Но в этот раз я был уверен, что стараюсь не зря: разгребая глубокую, запечатанную сверху глиной трещину-промоину в скале, я докопался сперва до серого песка (уже хорошо!) с галькой и обломками мрамора (самое то, как говорит Радик), а затем в глубине щели на шершавой, как терка, поверхности камня впервые визуально, еще до промывки обнаружил несколько золотинок. До сих пор такое удовольствие выпадало лишь Радику. Трудился я, используя геологический молоток на длинной рукоятке, железную скобу (чтобы выковыривать песок из самых узких трещинок), столовую ложку, метелку, похожую на большущую зубную щетку (выметать дно ложбинок и выемок). Но сейчас мне пришлось наслюнявить палец и им уловить желтые пластиночки. Я совал их в рот, отмывал слюной и сплевывал в полотняный мешочек. И почти трепетал от предвкушения: ведь если еще до промывки я собираю вручную золотины, то что же мне уготовано в лотке?!.
И вот на дне лотка постепенно обнажаются мелкие камешки, перекатываются под слоем воды, точно кизиловые косточки, агрегаты кианита, серые и зеленоватые, и из-под взмучивающегося песчаного осадка пробивается уже хорошо знакомый торжествующий блеск. Я прикрываю на мгновение глаза, чтобы унять захлестывающее меня волнение. И снова открываю: вдоль всего желобка, разделяющего пологие плоскости посудины, на ее черном фоне непрерывной цепочкой выстроились зерна солнечного металла…
– Кто такой? – внезапно прозвучало у меня за спиной.
Я вздрогнул и быстрым движением затопил лоток.

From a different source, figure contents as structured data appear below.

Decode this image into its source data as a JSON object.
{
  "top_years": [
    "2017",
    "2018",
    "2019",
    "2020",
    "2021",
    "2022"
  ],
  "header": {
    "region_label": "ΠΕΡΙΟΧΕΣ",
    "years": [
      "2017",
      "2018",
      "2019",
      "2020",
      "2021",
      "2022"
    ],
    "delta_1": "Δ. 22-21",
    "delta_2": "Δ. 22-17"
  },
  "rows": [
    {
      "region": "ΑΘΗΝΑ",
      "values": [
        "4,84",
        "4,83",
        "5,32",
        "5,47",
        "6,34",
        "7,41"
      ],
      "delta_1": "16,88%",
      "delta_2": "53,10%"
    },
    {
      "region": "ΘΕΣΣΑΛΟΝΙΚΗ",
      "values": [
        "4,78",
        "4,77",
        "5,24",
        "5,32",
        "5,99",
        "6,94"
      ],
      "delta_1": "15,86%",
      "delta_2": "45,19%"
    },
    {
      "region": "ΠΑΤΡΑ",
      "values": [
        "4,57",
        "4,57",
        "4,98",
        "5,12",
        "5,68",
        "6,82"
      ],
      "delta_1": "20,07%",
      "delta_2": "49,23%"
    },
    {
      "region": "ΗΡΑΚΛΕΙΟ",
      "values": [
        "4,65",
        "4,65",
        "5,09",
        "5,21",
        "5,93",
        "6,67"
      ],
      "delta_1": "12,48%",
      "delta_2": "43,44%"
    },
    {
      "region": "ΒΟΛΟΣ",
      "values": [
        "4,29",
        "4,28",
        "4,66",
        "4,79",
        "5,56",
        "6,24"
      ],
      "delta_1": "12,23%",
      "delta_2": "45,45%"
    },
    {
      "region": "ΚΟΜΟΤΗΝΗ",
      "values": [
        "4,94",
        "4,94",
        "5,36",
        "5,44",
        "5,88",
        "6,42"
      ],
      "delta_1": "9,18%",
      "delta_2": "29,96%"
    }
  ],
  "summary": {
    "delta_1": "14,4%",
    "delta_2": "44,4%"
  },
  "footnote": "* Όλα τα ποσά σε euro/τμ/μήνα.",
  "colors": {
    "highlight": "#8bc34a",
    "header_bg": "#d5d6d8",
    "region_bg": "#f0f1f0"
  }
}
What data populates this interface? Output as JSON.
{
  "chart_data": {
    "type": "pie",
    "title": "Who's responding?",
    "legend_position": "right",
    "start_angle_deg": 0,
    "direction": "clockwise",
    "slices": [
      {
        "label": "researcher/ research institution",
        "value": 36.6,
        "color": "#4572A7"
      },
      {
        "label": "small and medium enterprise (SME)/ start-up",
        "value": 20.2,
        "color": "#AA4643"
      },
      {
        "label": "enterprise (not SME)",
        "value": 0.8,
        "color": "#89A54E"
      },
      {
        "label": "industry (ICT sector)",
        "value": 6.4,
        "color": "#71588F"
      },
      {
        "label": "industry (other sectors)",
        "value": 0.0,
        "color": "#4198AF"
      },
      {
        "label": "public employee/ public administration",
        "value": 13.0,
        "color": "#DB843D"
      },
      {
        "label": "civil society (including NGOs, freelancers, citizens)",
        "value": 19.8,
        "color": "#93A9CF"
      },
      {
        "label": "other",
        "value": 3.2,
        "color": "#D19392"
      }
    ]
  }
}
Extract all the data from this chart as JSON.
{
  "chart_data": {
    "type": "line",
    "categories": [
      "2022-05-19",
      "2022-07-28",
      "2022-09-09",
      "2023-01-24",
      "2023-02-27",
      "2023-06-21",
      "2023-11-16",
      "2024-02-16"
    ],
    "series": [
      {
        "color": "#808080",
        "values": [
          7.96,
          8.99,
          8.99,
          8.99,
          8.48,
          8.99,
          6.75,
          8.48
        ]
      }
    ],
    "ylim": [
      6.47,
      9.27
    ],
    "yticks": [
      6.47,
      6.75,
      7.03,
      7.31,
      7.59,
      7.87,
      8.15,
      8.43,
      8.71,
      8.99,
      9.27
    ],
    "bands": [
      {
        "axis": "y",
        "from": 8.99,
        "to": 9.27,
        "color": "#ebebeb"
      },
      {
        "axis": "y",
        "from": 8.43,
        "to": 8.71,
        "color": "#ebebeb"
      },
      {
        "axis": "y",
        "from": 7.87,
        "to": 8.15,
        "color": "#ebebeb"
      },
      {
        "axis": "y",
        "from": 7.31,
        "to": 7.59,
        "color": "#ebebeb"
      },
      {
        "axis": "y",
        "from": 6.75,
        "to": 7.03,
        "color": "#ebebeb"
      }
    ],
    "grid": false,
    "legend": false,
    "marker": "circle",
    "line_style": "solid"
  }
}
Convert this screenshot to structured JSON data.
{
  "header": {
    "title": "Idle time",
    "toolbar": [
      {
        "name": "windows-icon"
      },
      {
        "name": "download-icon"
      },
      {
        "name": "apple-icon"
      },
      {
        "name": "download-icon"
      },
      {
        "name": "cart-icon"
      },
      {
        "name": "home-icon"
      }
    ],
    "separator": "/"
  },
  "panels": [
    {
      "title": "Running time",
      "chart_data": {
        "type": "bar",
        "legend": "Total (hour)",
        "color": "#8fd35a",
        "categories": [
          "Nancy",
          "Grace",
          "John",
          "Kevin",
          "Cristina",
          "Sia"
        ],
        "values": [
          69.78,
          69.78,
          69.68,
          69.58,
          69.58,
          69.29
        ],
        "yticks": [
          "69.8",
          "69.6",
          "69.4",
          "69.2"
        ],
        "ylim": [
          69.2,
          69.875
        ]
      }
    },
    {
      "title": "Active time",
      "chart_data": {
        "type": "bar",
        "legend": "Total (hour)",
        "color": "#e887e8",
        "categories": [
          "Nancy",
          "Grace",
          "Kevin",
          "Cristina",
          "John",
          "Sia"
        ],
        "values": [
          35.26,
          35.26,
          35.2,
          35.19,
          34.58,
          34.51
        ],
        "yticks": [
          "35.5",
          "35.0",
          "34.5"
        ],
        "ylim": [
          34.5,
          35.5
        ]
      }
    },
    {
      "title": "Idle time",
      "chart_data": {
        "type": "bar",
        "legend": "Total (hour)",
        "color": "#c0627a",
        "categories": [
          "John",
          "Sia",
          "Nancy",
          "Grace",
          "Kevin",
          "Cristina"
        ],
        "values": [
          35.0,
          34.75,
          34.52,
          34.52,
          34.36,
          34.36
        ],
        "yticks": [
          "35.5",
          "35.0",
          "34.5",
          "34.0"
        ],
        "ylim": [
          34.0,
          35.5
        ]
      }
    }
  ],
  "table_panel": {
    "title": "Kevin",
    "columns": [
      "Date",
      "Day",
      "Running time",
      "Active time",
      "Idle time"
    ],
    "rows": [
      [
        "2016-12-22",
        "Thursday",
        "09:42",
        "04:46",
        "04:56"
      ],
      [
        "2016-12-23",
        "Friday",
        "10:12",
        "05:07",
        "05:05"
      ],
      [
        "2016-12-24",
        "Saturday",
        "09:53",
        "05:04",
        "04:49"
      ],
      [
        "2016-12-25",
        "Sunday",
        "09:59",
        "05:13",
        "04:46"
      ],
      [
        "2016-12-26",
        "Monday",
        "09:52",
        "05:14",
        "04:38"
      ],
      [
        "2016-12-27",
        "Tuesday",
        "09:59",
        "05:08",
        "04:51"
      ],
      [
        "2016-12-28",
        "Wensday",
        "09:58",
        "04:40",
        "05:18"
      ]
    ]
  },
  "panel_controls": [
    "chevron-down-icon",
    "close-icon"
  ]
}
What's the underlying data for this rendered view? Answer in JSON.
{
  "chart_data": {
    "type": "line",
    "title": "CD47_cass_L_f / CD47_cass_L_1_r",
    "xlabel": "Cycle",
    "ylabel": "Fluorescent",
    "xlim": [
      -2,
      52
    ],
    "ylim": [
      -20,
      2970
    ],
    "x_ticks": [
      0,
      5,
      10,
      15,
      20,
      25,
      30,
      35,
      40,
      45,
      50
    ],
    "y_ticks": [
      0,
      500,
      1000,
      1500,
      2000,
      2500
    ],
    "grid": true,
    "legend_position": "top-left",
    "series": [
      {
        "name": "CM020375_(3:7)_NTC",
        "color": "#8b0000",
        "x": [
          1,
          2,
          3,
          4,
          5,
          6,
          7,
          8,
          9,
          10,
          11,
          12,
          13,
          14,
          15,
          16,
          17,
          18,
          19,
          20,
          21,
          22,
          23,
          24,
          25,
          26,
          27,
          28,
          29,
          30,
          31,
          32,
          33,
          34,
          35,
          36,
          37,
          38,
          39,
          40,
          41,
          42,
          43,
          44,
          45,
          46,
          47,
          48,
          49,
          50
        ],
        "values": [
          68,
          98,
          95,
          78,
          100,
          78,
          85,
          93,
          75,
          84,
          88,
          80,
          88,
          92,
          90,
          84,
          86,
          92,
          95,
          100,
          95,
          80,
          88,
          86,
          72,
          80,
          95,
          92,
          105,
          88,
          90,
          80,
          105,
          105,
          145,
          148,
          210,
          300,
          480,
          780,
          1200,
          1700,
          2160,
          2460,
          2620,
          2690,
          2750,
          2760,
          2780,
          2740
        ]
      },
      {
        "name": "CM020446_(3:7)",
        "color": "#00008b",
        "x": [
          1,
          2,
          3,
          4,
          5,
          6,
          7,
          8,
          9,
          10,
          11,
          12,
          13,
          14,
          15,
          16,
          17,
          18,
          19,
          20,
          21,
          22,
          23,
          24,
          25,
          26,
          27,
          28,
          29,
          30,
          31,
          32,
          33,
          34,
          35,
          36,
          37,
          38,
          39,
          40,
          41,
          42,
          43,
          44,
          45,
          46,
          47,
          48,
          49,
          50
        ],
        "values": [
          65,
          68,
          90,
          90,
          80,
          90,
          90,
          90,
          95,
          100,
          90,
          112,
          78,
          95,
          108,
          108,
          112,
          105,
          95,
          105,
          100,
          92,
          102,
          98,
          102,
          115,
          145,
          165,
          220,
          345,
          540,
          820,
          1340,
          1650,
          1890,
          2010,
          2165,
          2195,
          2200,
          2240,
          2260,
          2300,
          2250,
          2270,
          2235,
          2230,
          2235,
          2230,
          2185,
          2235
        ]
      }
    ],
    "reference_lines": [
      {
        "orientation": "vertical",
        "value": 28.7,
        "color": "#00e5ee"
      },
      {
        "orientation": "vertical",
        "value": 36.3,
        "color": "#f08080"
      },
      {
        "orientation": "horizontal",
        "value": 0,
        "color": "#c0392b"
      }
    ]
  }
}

Сзади стояли два парня. Одного из них, одетого, несмотря на теплый день, в черную куртку из искусственной кожи, я без труда узнал. Это был Андрей, которого не так давно я заставил покинуть дом Радика. Второй, в грязной майке и мотоциклетных очках на лбу, дотемна загорелый и какой-то взъерошенный, был мне незнаком.
Андрей, нервно кривя рот то в одну, то в другую сторону, видимо, покусывая изнутри щеку, поигрывал короткой саперной лопаткой. Его напарник держал в руках мой молоток, сметку и ложку, оставленные мной у трещины. Все это парень поочередно побросал в озеро. Так что у меня оставалась лишь скоба, которую я захватил с собой, чтобы счищать ею с ботинок налипшую глину. И сейчас я медленно выпрямился, сжимая эту скобу в кулаке.